Re: Piping Strangeness
Re: Piping Strangeness
- Subject: Re: Piping Strangeness
- From: Sherm Pendley <email@hidden>
- Date: Sat, 30 Nov 2002 13:47:49 -0500
On Saturday, November 30, 2002, at 10:27 AM, mw wrote:
Oops, nevermind everybody. I was forgetting to send closeFile to the
file
handle I was using for writing. Some simple slightly-longer research
did the
trick!
Perl's output is line-buffered by default, which means the parent
program won't be able to read anything until the Perl program sends a
newline.
Closing the input to your Perl program will work, if your Perl program
is basically just a filter - something like this:
while (<>) {
...
}
In the above case, the Perl program ends when it runs out of input, and
when it ends, anything left in its output buffer is flushed.

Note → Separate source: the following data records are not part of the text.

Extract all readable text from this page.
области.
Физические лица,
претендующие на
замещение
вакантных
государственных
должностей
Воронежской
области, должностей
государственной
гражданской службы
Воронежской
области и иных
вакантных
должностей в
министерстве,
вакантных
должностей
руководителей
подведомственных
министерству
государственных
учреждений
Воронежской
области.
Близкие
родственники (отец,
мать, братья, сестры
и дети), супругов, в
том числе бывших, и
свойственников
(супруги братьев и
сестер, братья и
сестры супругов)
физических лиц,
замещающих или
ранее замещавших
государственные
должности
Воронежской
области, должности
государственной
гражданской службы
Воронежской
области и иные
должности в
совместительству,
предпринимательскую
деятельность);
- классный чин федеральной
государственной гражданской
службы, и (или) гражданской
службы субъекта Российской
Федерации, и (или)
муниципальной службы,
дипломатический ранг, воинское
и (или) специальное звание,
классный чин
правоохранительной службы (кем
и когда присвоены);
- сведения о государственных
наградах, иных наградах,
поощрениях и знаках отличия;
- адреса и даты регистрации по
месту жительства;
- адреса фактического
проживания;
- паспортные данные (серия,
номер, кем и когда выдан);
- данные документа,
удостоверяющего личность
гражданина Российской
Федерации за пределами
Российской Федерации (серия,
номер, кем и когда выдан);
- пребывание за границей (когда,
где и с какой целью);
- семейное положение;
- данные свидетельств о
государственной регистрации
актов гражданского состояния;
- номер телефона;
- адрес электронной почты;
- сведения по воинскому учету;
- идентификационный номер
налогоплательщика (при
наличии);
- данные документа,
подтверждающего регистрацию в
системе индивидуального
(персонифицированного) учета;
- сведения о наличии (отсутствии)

In cases where more interactivity is required, where you need to gather
some output from the program without waiting for it to end, you can turn
off Perl's line-oriented output buffering. You do that by setting $| to
a true value. A memory aid - it's the pipe symbol, so set it to true if
you want piping hot output. Corny, I know - but it works for me. If you
use the English module, you can also refer to it as $OUTPUT_AUTOFLUSH.
sherm--
If you listen to a UNIX shell, can you hear the C?